Quick Facts

Species Type

Native

Size

Grows up to 35 feet tall

Habitat

Small colonies in rich, moist areas such as river valleys and the understory of hardwood forests

Range

Throughout the entire Chesapeake Bay watershed.

Conservation Status

Stable

Appearance

Paw paws have long, pear-shaped leaves with pointed tips. Leaves have fine, white hairs on top and rusty-colored hairs on the bottom. The leaves turn yellow in autumn. Small, maroon flowers with velvety petals bloom in April to May. Yellowish-green, mango-like fruits grow in September to October. The paw paw grows to 35 feet tall.

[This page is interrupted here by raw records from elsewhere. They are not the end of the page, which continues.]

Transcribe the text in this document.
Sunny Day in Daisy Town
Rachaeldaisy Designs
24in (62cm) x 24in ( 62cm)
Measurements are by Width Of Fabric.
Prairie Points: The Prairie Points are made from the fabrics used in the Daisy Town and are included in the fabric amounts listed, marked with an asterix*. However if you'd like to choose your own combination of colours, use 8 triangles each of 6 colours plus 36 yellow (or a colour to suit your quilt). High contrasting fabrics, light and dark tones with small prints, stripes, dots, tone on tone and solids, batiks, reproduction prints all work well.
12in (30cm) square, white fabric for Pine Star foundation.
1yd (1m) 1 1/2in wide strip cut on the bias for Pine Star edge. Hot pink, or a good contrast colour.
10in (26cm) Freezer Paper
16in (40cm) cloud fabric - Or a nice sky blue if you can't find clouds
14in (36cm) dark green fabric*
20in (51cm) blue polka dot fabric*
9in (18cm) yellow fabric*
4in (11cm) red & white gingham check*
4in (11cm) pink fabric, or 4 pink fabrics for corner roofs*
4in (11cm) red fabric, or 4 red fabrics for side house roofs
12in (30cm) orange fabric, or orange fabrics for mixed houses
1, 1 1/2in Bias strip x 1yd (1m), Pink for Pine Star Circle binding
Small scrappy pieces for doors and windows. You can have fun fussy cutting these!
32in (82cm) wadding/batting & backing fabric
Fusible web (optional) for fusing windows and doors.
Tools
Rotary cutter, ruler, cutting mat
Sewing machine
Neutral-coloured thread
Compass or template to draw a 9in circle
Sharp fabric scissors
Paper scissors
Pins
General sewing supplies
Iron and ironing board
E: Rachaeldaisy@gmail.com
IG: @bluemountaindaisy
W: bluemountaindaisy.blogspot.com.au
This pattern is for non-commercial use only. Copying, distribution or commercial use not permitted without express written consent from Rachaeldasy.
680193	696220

Reproduction and Life Cycle

Paw paws usually reproduce asexually when roots bud and form new shoots, which is why they often form small colonies. They can also reproduce sexually with fruits containing 10 to 14 brown, lima bean-shaped seeds that are spread by animals.

Did You Know?

  • Paw paws are listed as a threatened species in New York.
  • The paw paw fruit is the largest edible fruit native to the United States. Fruits are sometimes referred to as Indian bananas or custard bananas.
  • The leaves smell like green bell peppers when crushed.
  • Paw paws attract small mammals such as raccoons, squirrels and opossums, which feast on the tree’s abundant fruits. In addition, zebra swallowtail butterfly larvae feed exclusively on paw paw leaves.
  • Many Native American tribes ate paw paw fruits, mashing them to make small cakes or drying them in the sun to store for winter. They valued the tree so much that they spread it throughout much of the eastern U.S.